Hoje, o governador Tarso Genro (PT) estará, a partir das 12h, no Tá na Mesa, da Federasul, no Palácio do Comércio, Centro de Porto Alegre. Ele vai falar sobre a Preparação do Novo Modelo de Desenvolvimento do Rio Grande do Sul.
O governador dirá aos empresários do comércio o que já se ouvia durante a campanha eleitoral.

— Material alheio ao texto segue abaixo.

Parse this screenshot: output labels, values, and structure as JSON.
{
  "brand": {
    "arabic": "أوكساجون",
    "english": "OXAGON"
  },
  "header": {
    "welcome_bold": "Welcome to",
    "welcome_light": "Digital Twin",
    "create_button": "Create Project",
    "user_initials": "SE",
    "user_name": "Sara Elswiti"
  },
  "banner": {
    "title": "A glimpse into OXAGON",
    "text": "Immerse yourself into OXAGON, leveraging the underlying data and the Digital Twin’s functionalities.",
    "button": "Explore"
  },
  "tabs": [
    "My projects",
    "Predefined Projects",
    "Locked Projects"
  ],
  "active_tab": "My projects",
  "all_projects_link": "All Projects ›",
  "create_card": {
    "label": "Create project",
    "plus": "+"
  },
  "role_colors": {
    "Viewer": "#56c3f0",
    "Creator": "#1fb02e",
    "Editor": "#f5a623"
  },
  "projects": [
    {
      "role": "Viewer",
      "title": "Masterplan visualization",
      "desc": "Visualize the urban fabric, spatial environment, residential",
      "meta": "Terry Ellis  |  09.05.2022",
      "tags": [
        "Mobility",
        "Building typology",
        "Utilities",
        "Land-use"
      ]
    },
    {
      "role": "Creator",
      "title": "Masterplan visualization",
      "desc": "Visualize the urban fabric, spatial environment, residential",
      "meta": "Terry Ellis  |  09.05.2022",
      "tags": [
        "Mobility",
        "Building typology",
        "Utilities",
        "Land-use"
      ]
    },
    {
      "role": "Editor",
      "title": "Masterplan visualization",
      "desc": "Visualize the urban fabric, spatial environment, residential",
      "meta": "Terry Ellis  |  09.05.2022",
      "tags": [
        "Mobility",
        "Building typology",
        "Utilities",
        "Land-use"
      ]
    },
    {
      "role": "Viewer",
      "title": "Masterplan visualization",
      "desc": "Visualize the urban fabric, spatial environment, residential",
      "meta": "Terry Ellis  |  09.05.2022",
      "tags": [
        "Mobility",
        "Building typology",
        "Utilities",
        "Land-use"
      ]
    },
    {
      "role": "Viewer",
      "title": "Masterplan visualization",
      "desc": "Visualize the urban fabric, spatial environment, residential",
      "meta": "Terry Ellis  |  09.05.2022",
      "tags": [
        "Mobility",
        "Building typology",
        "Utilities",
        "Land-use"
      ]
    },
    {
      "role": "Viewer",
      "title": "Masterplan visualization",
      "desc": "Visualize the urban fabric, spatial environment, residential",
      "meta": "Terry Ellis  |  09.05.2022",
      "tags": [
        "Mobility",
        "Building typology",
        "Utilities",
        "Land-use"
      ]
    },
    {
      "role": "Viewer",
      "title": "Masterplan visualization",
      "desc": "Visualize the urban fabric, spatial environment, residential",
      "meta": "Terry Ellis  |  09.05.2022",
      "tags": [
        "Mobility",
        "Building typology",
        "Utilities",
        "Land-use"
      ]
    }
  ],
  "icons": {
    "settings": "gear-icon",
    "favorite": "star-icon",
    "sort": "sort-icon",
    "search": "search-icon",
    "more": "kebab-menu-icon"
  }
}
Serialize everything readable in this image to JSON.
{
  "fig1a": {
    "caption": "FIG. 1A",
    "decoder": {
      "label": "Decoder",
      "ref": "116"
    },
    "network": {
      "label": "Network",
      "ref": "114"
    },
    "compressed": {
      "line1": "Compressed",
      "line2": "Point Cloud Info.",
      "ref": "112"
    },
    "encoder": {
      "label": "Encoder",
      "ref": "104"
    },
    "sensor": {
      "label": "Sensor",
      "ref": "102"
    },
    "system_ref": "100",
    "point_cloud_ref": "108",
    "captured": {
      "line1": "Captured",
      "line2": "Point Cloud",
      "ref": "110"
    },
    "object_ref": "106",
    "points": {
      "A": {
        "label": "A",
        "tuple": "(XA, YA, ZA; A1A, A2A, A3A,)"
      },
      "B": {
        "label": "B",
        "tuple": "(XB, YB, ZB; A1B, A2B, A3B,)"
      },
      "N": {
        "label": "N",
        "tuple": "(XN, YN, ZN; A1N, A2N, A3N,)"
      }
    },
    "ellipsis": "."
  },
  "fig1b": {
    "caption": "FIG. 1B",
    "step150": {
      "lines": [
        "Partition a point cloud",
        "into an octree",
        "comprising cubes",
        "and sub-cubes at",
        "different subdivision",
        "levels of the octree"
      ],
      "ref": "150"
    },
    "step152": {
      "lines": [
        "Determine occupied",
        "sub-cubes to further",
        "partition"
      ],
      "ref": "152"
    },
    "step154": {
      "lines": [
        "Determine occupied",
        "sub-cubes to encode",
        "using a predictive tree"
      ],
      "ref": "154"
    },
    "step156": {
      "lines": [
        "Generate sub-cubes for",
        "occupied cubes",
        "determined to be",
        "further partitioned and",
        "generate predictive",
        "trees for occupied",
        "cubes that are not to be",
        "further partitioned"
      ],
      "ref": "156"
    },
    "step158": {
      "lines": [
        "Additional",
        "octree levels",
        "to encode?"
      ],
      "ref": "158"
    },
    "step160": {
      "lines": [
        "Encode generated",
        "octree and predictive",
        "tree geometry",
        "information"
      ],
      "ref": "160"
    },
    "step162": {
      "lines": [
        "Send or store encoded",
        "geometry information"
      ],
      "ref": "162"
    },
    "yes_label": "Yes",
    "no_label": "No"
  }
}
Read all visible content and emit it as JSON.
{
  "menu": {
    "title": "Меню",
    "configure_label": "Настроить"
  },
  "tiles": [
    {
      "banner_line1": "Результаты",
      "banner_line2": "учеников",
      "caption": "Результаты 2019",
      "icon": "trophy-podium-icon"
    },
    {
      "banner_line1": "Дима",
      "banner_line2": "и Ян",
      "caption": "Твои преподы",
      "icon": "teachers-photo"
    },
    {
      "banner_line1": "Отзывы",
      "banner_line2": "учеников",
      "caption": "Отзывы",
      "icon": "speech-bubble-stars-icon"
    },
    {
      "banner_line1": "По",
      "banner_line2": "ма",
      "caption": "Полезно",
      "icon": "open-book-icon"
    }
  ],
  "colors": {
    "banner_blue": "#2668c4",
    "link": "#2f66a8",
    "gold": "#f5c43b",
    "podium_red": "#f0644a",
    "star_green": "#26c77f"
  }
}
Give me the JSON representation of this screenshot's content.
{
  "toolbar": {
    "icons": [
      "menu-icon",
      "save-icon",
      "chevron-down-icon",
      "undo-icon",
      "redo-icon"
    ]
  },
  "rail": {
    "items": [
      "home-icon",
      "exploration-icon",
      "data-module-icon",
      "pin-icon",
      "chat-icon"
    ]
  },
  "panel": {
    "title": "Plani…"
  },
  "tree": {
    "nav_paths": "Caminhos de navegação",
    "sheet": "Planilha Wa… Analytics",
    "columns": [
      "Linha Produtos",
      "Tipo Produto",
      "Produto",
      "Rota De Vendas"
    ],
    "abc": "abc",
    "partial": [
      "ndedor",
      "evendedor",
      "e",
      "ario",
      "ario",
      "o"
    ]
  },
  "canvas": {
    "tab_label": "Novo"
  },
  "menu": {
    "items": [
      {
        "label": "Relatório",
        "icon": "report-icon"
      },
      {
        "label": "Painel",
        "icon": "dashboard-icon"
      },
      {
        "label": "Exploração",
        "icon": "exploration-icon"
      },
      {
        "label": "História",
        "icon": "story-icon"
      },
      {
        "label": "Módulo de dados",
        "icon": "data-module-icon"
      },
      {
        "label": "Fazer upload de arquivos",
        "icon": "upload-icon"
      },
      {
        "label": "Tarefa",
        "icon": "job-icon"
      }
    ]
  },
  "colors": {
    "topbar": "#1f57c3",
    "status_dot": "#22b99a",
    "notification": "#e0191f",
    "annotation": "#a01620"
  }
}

O seu discurso foi aclamado nas urnas e hoje é o programa com que Tarso Genro administra o Estado.
A fundamentação básica do plano de governo de Tarso é o aumento da capacidade de investimentos, a recuperação das funções públicas do Estado, o desenvolvimento sustentável e uma participação forte e protagonista no cenário nacional.
Isso é, na prática, o que Tarso pregava na teoria: "Desamarrando o Rio Grande do Sul do ponto de vista político, para vivenciar com a União Federal e com o resto do País o que se abriu na nossa nação, a partir dos dois governos do presidente Lula (PT)".
Para Tarso, o Rio Grande precisa acompanhar esse processo, "reciclar-se na sua máquina administrava, na esfera da sua cultura política, para integrar esse círculo virtuoso e promover a sociedade gaúcha a patamares superiores de igualdade social e de desenvolvimento regional".
Dentro dessa perspectiva de desenvolvimento, dirá que o plano de governo do Executivo estadual está organizado em rede, com três pontos modais principais. O primeiro deles é baseado na inovação de um sistema estadual de desenvolvimento, articulado com os órgãos financiadores do governo federal e com as agências estaduais.
Outro ponto tem relação com um conjunto de políticas sociais ligado ao plano nacional de combate à pobreza absoluta. Por fim, o terceiro item diz respeito a ações de preservação das instituições do Estado de Direito, ao lado da efetivação de um sistema de participação popular cidadã.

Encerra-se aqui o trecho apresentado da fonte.